The premortem provides a tonic for this dammed the torpedoes attitude so common among entrepreneurs and gives voice to any doubts that may already exist in silence among your team members. Moving forward, it makes it possible for teammates to voice their concerns without reservations.
Ultimately, it’s better to avoid failure than to learn from it.
The Monday Morning Premortem
I’m about to conduct a premortem with my company. We have been working very hard to land a large contract with a new client. We remain totally focused on getting to the point of signing the contract, and with my 60 years’ perspective, I have the vantage to know the pressure of closing the deal is already paving the road to potential failure. As soon as the contract is signed, which could be today, I will schedule our company-wide premortem meeting.
This is what will happen.
Everyone, from partners through secretaries and laborers will come to work in comfortable clothing. After dispatching a few Monday morning urgencies, at about 10:00 AM, we will gather in the conference room. There will be coffee and pastries. We will celebrate the contract signing, and I will award praise on those that brought it to fruition.
And then my tone will darken.
I will ask everyone to relax in their chairs, close their eyes, take a deep breath, and then mentally move forward in time six months. The project is now well underway, but we are way behind scheduled. The client is very grumpy, my partners and I have started arguing, and work in the field has become tense and under pressure.
Then I say, move even further into the future, nine months from now it’s become evidence and nobody doubts that the project is failing. We do everything possible to recover, but nothing seems to work. Three more months, and we all now know that the project is a spectacular failure, worse than we ever imagined, and there is no road to recovery.
The Imaginary Postmortem
I will let everyone in the room, including myself, welter in this musing for a few miserable minutes. Then I will ask everyone to open their eyes, take the paper and pencil in front of them and write, for about three minutes, sentences describing what went wrong.
By turn, each will read their sentences and elaborate on their analysis of what went wrong in this catastrophic, hypothetical failure. I will praise those with the most revealing and honest comments, only to convey that the boss does not fear critical thinking—on the contrary, I encourage it.
Groundwork for Success
After we give voice to all that may go wrong, the conversation turns to the important part, what can we do to avoid it?
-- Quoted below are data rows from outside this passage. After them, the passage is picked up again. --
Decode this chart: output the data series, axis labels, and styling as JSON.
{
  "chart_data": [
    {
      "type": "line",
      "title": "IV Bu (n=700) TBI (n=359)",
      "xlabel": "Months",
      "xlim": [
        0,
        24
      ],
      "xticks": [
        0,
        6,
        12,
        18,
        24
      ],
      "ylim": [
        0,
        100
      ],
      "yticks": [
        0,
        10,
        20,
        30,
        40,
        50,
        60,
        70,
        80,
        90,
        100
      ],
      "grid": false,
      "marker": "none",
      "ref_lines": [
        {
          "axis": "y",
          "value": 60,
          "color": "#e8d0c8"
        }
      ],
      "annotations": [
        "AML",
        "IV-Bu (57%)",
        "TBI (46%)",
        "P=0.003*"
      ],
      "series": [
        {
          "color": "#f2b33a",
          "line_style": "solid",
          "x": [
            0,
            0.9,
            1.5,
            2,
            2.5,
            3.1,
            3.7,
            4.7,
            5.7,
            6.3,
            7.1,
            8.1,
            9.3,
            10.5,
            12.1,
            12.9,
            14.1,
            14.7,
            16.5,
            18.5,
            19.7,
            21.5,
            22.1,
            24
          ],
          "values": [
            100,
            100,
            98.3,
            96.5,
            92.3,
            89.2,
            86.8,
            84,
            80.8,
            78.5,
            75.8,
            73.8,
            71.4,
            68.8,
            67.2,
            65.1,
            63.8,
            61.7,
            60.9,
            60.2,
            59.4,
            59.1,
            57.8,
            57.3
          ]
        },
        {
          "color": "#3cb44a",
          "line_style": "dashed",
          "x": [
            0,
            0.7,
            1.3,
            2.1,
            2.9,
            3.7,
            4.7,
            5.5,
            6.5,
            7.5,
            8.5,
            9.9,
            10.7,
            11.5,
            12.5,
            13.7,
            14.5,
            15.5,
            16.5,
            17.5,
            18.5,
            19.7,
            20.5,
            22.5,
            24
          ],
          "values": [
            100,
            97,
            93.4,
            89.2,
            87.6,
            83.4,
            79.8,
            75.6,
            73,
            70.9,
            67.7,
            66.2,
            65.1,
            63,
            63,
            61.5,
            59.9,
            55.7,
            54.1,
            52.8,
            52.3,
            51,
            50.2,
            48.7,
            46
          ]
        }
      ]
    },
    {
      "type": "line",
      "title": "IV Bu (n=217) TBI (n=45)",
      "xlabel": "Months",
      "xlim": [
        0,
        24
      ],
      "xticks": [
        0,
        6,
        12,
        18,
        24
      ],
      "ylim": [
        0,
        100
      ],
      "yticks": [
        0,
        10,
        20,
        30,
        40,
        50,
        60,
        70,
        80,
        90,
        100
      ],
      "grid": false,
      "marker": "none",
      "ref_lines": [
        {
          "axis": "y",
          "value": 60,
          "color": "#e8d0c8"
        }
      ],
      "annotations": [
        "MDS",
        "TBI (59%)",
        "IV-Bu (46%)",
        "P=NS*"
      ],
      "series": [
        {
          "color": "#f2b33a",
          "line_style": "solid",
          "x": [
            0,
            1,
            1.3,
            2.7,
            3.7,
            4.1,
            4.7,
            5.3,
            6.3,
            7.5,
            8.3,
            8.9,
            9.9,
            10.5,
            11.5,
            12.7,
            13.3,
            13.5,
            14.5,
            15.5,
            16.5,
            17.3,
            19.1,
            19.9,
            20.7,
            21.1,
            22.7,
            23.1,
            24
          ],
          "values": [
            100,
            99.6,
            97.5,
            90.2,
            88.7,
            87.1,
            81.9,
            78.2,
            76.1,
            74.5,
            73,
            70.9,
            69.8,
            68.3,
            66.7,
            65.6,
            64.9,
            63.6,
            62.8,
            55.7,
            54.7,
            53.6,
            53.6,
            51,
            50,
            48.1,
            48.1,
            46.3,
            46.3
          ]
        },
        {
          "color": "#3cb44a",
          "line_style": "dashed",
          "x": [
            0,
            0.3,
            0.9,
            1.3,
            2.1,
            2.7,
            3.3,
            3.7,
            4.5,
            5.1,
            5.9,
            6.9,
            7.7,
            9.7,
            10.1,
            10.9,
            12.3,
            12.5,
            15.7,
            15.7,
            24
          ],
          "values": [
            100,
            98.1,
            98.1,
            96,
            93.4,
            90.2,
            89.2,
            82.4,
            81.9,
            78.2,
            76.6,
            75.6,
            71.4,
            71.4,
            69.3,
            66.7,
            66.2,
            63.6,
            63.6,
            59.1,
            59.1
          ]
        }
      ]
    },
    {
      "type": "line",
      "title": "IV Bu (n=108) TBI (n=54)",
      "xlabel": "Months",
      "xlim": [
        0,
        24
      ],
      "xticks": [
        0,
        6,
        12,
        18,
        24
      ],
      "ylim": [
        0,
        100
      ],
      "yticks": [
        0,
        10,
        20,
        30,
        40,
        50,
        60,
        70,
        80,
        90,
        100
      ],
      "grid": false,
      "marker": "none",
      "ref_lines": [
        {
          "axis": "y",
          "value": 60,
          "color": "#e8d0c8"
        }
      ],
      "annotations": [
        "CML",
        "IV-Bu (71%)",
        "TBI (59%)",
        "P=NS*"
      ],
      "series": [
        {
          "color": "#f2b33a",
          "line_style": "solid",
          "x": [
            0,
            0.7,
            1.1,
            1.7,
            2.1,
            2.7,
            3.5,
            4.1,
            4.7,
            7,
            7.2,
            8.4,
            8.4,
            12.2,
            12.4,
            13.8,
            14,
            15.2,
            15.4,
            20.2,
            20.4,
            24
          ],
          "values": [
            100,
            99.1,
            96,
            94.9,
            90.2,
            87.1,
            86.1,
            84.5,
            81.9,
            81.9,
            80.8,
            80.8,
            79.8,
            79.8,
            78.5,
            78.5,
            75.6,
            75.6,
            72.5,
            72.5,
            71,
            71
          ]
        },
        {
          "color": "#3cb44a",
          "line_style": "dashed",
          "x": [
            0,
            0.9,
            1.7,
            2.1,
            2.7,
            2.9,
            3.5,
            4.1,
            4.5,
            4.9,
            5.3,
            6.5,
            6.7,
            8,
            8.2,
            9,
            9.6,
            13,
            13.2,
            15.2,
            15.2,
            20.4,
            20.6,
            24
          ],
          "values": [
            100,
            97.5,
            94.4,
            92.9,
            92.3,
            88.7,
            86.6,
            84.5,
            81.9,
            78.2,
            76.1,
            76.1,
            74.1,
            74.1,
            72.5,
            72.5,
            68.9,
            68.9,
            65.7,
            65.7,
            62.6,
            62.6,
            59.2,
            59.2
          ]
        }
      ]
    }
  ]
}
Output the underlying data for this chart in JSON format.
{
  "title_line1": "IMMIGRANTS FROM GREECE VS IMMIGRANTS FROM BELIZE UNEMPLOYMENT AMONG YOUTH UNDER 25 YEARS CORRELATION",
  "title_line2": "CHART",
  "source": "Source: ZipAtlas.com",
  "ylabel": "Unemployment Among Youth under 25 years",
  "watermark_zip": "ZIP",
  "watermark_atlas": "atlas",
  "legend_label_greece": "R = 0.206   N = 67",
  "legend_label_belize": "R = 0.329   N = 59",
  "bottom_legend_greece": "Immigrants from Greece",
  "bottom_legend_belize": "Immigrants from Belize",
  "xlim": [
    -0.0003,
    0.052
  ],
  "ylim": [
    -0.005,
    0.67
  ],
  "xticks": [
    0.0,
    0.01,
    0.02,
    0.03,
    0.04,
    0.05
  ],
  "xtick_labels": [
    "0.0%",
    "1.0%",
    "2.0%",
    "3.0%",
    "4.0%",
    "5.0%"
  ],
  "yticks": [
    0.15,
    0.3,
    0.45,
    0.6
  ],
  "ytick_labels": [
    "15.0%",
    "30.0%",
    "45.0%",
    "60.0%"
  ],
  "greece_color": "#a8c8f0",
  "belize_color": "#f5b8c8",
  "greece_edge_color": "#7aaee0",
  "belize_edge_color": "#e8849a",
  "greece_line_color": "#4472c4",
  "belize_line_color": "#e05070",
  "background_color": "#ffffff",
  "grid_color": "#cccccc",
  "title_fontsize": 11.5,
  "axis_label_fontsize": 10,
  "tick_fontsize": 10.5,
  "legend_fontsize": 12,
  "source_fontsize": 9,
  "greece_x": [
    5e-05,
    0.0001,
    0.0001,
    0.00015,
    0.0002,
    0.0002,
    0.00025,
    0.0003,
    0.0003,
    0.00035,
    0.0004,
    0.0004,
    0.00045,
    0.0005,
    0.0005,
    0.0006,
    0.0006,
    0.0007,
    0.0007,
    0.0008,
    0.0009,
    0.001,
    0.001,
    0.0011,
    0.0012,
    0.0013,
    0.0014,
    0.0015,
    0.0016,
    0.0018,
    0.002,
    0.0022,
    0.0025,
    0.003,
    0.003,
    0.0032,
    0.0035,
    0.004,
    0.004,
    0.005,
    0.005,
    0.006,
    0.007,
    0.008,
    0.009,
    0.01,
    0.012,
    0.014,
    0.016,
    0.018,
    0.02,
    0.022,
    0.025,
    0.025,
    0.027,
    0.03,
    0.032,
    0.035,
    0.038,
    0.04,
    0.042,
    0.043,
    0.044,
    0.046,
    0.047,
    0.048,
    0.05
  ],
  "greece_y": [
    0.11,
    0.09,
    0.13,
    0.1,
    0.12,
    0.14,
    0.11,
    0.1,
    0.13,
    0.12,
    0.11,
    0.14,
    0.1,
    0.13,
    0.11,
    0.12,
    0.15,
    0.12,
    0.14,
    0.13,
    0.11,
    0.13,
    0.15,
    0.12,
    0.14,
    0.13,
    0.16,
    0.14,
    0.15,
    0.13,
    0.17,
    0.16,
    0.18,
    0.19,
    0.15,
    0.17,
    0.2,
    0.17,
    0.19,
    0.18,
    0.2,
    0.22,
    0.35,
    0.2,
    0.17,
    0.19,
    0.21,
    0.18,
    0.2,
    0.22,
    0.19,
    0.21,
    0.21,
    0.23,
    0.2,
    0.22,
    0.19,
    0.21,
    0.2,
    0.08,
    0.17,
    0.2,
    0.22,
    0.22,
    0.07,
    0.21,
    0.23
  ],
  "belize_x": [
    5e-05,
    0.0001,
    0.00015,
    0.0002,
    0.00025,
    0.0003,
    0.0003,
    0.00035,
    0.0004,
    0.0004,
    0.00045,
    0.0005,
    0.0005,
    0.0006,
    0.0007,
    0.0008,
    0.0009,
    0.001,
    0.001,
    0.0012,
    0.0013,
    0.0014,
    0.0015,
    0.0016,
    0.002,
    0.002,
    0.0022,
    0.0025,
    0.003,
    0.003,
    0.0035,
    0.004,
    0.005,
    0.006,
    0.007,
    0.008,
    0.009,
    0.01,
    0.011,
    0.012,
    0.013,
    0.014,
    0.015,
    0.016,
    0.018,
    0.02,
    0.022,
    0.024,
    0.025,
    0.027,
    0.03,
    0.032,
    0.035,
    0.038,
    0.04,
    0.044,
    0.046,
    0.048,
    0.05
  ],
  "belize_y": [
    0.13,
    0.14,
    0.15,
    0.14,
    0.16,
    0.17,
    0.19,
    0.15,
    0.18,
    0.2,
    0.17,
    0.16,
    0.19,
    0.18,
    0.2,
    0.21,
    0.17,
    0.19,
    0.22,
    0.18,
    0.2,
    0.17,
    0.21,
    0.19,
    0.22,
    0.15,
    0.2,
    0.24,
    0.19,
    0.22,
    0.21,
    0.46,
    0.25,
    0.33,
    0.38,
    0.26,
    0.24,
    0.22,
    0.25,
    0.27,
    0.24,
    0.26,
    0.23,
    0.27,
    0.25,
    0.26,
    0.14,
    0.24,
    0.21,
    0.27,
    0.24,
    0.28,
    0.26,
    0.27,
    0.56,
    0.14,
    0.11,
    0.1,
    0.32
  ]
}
After we acknowledge the potential of failure, we can begin to think of ways to avoid it, and shore up the foundations of success.
As in the first exercise, I will ask everyone to write down their suggestions, read them out loud and engage the team in discussion.
Despite the charmed conviction of many in the motivational movement, success is not built on optimism and magical thinking. Success depends on good procedures and management methods that shepherd good quality and timely results.
You know this, everyone does. At least in theory. The premortem technique engages the imagination to make the need for those management methods real. Team members take ownership in procedures discussed at the premortem meeting, which then bulwark against failure and act as the foundation for success.
Instead of those procedures coming as management orders from above, the experience of living through the imaginary consequences of failure matures your team, and allows you to avoid the painful learning experience of failure in real life. It’s an alternative to the school of hard knocks.